The Kevin Love saga drags on. There is no update. The Cavaliers are holding a huge lead. Everybody else, including the Warriors, is on the brink of conceding.
Yet other storylines simmer and percolate. Always do in the NBA. We'll spend each Friday between now and training camp dipping into five topics germane to the Warriors or the NBA in general.
Welcome to the Friday Five, Part II.
1) Oh, Byron.
The Lakers finally got around to hiring a coach, giving the job to former Lakers player Byron Scott after what seemed like a 20-year wait. Scott brings credentials – he's taken two teams to the NBA Finals – so the hire will be judged in due time.
Scott spent much of his introductory news conference talking about the franchise's lofty place in NBA history. The Lakers have spent the past half century has the league's most consistent contender.
Unfortunately, the Lakers are coming off a 27-win season, the worst of their 54 seasons in Los Angeles. They've lost two world-class big men, Dwight Howard last summer and Paul Gasol last month. And, yikes, they're hoping to be rescued by 36-year-old Kobe Bryant.
Congratulations, B. With your team battling the Kings for the right to be the worst of California's four teams, you're going to need a lot of luck.
2) Oh, Boogie.
DeMarcus Cousins has spent the summer on a mission to shed his old skin in hopes of presenting a more mature face. It apparently has not gone as well as he'd like.
The Kings center, conceivably the most offensively gifted big man in the NBA, has not yet convinced Team USA honchos of his evolution. Coach Mike Krzyzewski raves about Anthony Davis and seems to like Andre Drummond as the backup. ESPN's Brian Windhorst reports that the Nets' Mason Plumlee – summoned Wednesday from the subordinate Select Team – may slide past Cousins on the depth chart.
[RELATED: Is Cousins the big man Team USA can lean on?]
Cousins' best, and maybe last, chance to shine may come Friday night, when he and Plumlee will be on opposite sides in the Blue-White intrasquad game. Team USA Managing Director Jerry Colangelo and Krzyzewski will be watching like hawks, wondering if they can trust Boogie on the international stage.

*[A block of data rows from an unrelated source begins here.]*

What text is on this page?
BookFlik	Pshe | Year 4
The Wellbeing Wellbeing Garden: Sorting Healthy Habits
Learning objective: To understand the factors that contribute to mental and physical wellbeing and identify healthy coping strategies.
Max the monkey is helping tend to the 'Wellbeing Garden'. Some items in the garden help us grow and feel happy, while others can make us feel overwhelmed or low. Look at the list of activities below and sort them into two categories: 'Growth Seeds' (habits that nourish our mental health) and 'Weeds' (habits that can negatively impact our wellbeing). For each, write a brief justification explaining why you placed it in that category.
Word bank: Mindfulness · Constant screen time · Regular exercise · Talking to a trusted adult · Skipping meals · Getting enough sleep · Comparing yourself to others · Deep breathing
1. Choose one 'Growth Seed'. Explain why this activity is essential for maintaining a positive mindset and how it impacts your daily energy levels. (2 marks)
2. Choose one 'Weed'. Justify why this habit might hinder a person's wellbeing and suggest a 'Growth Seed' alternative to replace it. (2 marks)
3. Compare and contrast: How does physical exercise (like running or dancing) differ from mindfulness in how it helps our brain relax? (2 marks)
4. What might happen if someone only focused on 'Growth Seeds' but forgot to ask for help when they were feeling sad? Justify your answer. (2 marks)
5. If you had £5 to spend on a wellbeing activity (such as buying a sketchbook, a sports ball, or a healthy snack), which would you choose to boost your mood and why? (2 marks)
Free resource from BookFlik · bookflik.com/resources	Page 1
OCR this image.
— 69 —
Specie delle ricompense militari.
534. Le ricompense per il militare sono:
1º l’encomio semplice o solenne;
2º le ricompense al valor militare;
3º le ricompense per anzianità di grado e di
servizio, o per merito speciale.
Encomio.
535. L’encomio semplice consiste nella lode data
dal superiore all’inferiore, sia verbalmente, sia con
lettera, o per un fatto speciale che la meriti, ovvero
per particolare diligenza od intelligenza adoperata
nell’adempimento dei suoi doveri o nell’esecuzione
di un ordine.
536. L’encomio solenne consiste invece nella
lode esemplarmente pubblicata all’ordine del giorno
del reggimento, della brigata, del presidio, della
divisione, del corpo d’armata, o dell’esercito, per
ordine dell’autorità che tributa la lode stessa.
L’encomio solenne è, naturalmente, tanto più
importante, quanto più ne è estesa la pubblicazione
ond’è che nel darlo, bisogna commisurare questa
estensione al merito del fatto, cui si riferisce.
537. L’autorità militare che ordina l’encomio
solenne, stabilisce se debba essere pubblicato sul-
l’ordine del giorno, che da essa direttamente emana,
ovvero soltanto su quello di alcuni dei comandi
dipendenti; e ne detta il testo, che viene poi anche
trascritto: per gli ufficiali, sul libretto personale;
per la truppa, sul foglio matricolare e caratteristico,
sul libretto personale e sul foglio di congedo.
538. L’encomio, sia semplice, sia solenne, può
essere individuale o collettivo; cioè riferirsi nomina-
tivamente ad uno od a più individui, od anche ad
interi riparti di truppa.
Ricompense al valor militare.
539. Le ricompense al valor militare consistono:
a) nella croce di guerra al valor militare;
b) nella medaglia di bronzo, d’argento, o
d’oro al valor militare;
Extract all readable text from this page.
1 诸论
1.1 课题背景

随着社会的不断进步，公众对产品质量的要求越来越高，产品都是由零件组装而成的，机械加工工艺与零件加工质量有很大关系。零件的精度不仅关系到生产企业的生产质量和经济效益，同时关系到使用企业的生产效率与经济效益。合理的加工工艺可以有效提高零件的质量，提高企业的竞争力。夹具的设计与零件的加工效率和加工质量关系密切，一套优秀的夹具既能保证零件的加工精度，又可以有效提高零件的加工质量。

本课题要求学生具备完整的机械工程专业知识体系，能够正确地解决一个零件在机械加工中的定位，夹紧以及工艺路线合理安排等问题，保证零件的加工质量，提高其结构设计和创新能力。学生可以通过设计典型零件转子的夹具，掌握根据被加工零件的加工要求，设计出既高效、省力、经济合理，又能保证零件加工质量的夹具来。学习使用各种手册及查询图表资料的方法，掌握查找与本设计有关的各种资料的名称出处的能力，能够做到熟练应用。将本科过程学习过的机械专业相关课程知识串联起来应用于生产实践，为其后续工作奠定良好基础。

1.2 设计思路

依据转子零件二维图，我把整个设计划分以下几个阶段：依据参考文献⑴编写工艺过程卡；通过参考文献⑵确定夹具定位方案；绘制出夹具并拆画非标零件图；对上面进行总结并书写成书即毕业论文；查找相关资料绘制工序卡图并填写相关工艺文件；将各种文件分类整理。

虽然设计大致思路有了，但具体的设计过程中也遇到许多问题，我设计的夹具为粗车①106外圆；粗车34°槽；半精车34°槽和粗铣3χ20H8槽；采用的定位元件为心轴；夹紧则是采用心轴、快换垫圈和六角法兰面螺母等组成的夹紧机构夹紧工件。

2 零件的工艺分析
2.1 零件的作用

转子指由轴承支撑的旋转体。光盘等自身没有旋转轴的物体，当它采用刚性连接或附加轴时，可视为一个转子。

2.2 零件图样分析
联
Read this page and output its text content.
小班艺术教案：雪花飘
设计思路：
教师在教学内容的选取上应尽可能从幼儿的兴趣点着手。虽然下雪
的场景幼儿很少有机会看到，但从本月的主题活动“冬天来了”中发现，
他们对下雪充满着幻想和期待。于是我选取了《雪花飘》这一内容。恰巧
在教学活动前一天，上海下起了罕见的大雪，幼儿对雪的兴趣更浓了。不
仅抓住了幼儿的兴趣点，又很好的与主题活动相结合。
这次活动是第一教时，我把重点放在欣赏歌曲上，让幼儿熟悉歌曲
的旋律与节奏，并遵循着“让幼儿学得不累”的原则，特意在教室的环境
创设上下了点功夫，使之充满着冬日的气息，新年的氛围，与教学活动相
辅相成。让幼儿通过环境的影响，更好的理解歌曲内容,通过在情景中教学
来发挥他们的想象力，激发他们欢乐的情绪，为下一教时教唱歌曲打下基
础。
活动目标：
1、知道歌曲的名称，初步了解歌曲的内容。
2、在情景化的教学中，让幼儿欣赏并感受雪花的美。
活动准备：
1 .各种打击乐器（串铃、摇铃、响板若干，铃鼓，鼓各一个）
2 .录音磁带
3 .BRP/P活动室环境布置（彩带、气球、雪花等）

3) Is The Glove ready to move from the booth to the bench?
NBA Hall of Famer Gary Payton, a product of Oakland's Skyline High School, still has his radio gig. But that could end any day now.
Six months after telling me he wanted no part of coaching, Payton now says he's "thinking about it." There are at least two reasons. Longtime friend Jason Kidd is trying to coax him to join the Bucks. And Scott reportedly is interested in GP becoming an assistant with the Lakers.
I'm giving the edge to the Bucks, partly because Kidd once played youth hoops on a team coached by none other than Al "Mr. Mean" Payton – Gary's father.
4) Give it up for Mack, which some refer to as McClymonds.
The west Oakland high school, which counts Bill Russell and Frank Robinson and Paul Silas among its alumni, is afflicted with countless ills, including steadily declining enrollment. Will Cherry is the last proof that Pride has not evaporated.
After a terrific career at Mack, Cherry left in 2009 for the dramatically different environment of the University of Montana. The 6-foot point guard, a four-year starter, went undrafted in 2013 and hooked up with the D-League Canton Charge.
Well, Cherry was so impressive at the Las Vegas Summer League that the Raptors reportedly have agreed to sign him to a two-year contract. Go get 'em, Will.
[RELATED: Patterson hopes Raptors can continue winning]
5) Why no one can truly hate Charles Barkley, Reason No. 384.
He has been known to get into trouble in bars, constantly fires off outrageous and provocative opinions. He tortures the language. His golf swing is a stain on society.
But Chuck is that exceedingly rare American who can get away with practically anything because we sense he is a jewel of a man, with a heart of gold.
The latest example came this week, when Barkley, a former 76ers star, offered to pay for the funerals for three siblings killed in the wake of a carjacking last week in Philadelphia.
In an age when humanity creeps closer to robots, Barkley remains refreshingly real.